There has been a lot going in my life, my family and the lives of my friends this year. A spectrum of happy stories and not-so-happy ones. The one resounding thing I have learnt from the year has been: we are all very good at judging each other.
We all know better. Have the better answer. Make better decisions and all-in-all rock this life thing better than most people. What’s more, we know how to rock the lives of other people better than they do themselves.
Even passing something off as “it is not for me” or “that is just the way it is” is some sort of passive belittling judgement. Sometimes I feel unwillingly submerged in it. Sometimes I find myself nodding along simply because that is how the conversation is going or the only way even the conversation can go.

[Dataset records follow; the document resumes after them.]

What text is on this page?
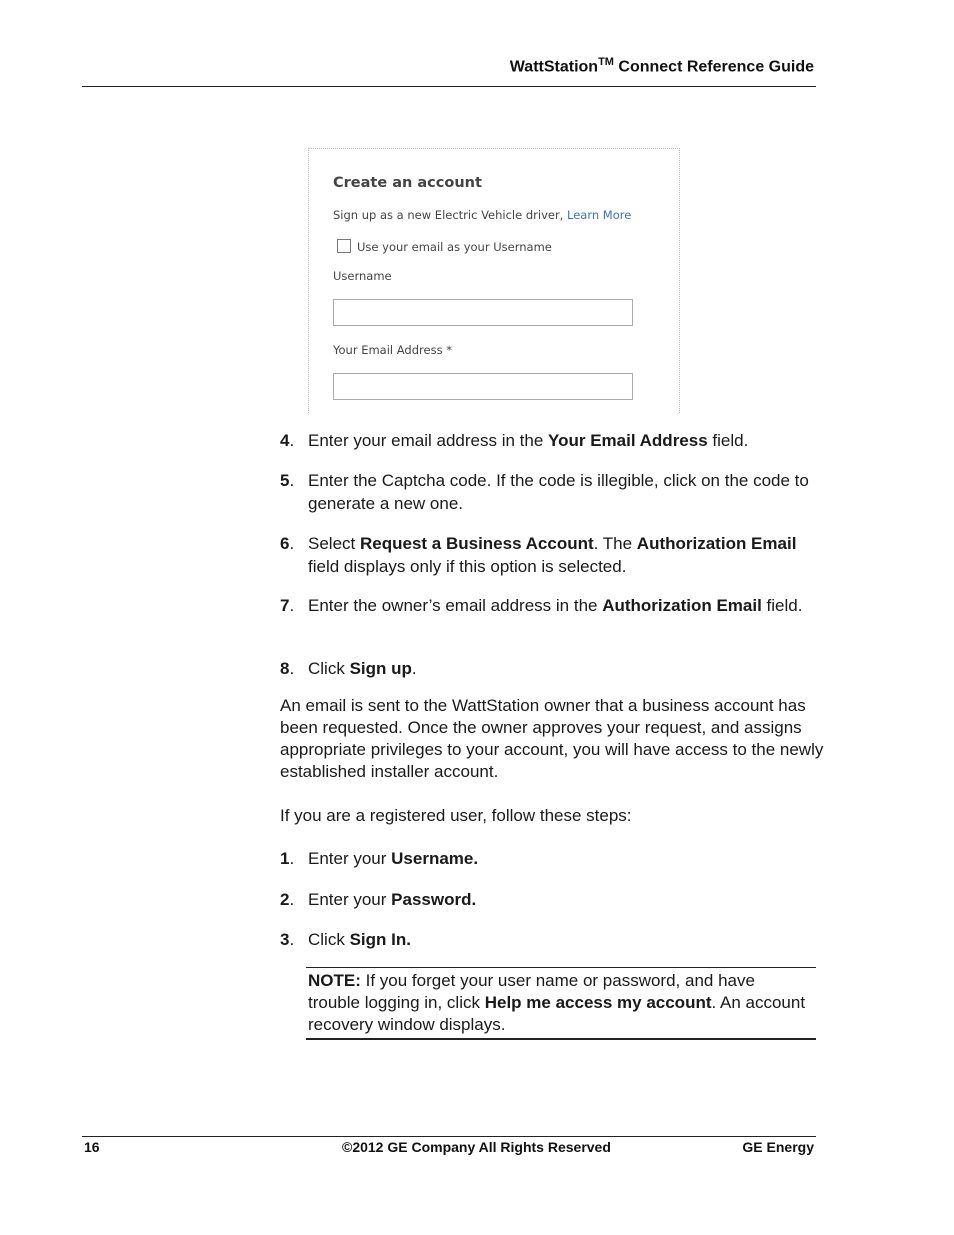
WattStation™ Connect Reference Guide
Create an account
Sign up as a new Electric Vehicle driver, Learn More
Use your email as your Username
Username
Your Email Address *
4. Enter your email address in the Your Email Address field.
5. Enter the Captcha code. If the code is illegible, click on the code to generate a new one.
6. Select Request a Business Account. The Authorization Email field displays only if this option is selected.
7. Enter the owner’s email address in the Authorization Email field.
8. Click Sign up.
An email is sent to the WattStation owner that a business account has been requested. Once the owner approves your request, and assigns appropriate privileges to your account, you will have access to the newly established installer account.
If you are a registered user, follow these steps:
1. Enter your Username.
2. Enter your Password.
3. Click Sign In.
NOTE: If you forget your user name or password, and have trouble logging in, click Help me access my account. An account recovery window displays.
16	©2012 GE Company All Rights Reserved	GE Energy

It has given me much to think about as scenarios and situations play out in front of me. It has also given me reason to think about the way I manage my parenting. And by manage I really mean, what I share with the world through my blog posts and my articles when it comes to parenting. Lately I don’t want to share so much.

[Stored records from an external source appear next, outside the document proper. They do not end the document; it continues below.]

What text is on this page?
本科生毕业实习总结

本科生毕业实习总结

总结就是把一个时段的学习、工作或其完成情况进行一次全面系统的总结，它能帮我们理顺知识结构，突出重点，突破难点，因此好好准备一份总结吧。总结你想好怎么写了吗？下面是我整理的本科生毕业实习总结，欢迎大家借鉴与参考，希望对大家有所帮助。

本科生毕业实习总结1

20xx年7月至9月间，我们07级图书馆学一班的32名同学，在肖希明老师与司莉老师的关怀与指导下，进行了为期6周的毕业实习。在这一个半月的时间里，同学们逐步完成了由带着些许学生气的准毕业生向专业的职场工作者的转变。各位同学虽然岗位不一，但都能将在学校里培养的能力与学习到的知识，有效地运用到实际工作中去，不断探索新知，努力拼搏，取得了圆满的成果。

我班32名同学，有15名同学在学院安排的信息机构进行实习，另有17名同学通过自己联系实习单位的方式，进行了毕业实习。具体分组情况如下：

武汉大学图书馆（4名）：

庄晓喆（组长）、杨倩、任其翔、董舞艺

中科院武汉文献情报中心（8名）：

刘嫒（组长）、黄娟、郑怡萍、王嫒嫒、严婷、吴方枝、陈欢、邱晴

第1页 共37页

Not because I am afraid of the judgement. But because as my boys get older I am finding it hard to disassociate their story from my story. They are very much intertwined. Which makes me feel that sharing their story may sometimes betray their right to choose to share their story.
As babies I didn’t give the idea of them having a voice a second thought. Which in itself is crazy. Early motherhood, early parenting is all consuming like that. A selfish one-way mirror. But they definitely have a voice now. A voice I am very careful of sharing.
There will be times when I can dissociate the story into two: their side and mine. I will share those moments. Until then I will write about other things. And all the time I will become better, or at least more aware of the judgement. Of friends, of family, of complete strangers on the internet. Of their life, of their parenting, of what they choose to share and how much of that is the whole story.
Be kind: it is simple and works every-single-time. Often you will think you know better. Most of the time you won’t. Often you will think you know the whole story. Most of the time you wouldn’t even know a fraction. So exercise caution and move forward knowing that you can most certainly learn and better your life from the actions of others, but they are not play dough for you to mould. Not even your children.
So that is my secret. I have been slipping more into silence about some things, even when I have volumes to say. For sometimes it is just not my place. It takes a great deal of understanding and self-acceptance to manage that, but it often leads to better things, more than any judgement or knowing better ever will.
Do you share all of your story?
Can we manage judgement better in our lives?